Setelah ditelusuri, penyakit itu muncul karena ia tinggal di daerah dengan kebersihan dan sanitasi lingkungan buruk. Di tempat tinggalnya, sebagian masyarakat yang masih buang air besar di sungai. Padahal, aliran dari sungai itu dipakai masyarakat untuk mengairi sawah, mencuci pakaian, sayuran, dan alat masak. Sungai yang kotor menjadi sarang penyakit.
Buruknya sanitasi juga menyebabkan tengkes pada anak balita, selain kondisi kurang gizi kronis. ”Kalau sanitasi bersih, anak balita sehat, tidak akan ada stunting. Di desa saya ada dua anak stunting. Selain faktor sanitasi, mereka juga kurang gizi,” jelasnya.
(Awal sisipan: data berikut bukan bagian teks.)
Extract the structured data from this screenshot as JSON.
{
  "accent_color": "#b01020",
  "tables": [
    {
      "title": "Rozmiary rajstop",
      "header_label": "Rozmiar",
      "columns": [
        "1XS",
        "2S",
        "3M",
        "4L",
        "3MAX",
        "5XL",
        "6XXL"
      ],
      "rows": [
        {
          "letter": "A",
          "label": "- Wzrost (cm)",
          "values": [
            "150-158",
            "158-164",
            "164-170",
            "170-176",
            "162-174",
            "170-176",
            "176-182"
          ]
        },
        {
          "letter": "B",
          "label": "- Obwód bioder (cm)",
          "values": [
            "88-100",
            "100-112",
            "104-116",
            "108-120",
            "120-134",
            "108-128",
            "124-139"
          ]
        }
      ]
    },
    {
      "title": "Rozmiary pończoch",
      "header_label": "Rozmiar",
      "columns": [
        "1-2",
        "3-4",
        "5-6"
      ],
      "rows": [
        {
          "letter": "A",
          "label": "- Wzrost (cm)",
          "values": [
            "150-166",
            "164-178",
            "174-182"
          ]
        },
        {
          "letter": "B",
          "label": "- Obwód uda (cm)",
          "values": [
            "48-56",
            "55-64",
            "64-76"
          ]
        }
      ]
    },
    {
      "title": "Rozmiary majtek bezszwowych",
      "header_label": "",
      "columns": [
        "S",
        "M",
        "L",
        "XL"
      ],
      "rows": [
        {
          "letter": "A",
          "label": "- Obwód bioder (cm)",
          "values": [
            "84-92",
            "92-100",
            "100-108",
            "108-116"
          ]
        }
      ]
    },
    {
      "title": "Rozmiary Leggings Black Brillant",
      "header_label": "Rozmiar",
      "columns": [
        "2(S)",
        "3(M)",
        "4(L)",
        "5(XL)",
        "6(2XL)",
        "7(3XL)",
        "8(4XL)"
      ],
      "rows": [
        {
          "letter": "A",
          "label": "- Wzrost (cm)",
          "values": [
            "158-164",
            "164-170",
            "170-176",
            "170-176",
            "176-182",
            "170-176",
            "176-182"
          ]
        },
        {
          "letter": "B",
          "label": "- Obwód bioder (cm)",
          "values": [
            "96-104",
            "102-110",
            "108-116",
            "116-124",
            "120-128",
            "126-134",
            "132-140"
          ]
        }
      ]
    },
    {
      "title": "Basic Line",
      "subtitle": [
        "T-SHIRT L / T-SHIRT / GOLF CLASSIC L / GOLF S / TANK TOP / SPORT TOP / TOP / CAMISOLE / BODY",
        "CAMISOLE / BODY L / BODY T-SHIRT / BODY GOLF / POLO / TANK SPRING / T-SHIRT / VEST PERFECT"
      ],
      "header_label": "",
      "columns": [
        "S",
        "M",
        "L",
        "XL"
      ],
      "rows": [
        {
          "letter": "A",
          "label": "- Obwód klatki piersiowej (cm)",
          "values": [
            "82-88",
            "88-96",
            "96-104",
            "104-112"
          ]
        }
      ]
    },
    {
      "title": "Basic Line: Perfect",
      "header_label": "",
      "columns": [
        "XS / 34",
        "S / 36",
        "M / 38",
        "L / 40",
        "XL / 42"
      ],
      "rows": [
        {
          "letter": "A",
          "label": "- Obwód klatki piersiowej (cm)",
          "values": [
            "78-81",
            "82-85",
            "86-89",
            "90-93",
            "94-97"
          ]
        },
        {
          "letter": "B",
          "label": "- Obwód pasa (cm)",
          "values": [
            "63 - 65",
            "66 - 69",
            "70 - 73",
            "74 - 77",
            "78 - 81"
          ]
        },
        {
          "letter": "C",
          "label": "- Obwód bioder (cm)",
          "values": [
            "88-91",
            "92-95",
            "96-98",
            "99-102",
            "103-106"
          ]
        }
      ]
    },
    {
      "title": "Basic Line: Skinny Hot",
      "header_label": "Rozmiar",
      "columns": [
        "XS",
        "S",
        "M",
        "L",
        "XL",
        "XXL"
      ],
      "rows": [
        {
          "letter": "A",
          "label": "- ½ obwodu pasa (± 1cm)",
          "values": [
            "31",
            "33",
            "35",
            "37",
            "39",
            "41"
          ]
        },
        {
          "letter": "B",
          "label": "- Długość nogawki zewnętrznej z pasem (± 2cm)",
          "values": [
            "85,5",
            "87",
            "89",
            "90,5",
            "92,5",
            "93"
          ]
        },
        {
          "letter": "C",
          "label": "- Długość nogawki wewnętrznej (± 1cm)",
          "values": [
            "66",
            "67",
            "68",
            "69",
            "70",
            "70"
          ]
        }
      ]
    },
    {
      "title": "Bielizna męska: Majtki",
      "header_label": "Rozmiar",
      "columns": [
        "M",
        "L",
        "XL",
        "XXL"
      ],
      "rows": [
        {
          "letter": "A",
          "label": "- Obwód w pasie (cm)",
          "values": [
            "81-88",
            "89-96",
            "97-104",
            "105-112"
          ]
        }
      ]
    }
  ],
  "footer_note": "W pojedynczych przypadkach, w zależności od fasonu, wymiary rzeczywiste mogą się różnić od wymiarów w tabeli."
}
Kegiatan arisan jamban bermula ketika Sri Napsiah mengikuti pelatihan kebersihan yang diadakan oleh USAID IUWASH PLUS pada 2017. Program ini merupakan sebuah inisiatif untuk mendukung Pemerintah Indonesia dalam meningkatkan akses air minum dan layanan sanitasi serta perbaikan perilaku higiene bagi masyarakat miskin dan kelompok rentan di perkotaan. Pelatihan diselenggarakan untuk meningkatkan kesadaran kebersihan, membangun sanitasi, dan mendorong perilaku higienis masyarakat.
Pelatihan ini dihadiri perwakilan masyarakat, pengurus Kelompok Swadaya Masyarakat, dan staf pemerintah Desa Tamanagung dan Pucung Rejo. Pelatihan ini juga mengajari peserta keterampilan praktis dan pengalaman membangun jamban dan tangki septik yang sesuai dengan Standar Nasional Indonesia (SNI), dan meyakinkan peserta bahwa sarana sanitasi tersebut mudah dan terjangkau untuk dibangun.
Setelah pelatihan itu, daerah di RT 003 RW 013 dijadikan proyek percontohan untuk membangun sanitasi. Pembangunan sanitasi menggunakan dana jimpitan (sumbangan masyarakat yang dikumpulkan setiap bulan). Sayangnya, tempat tinggal Sri Napsiah yang berada di RT 004, bersebelahan dengan RT 003, tidak termasuk dalam daerah percontohan.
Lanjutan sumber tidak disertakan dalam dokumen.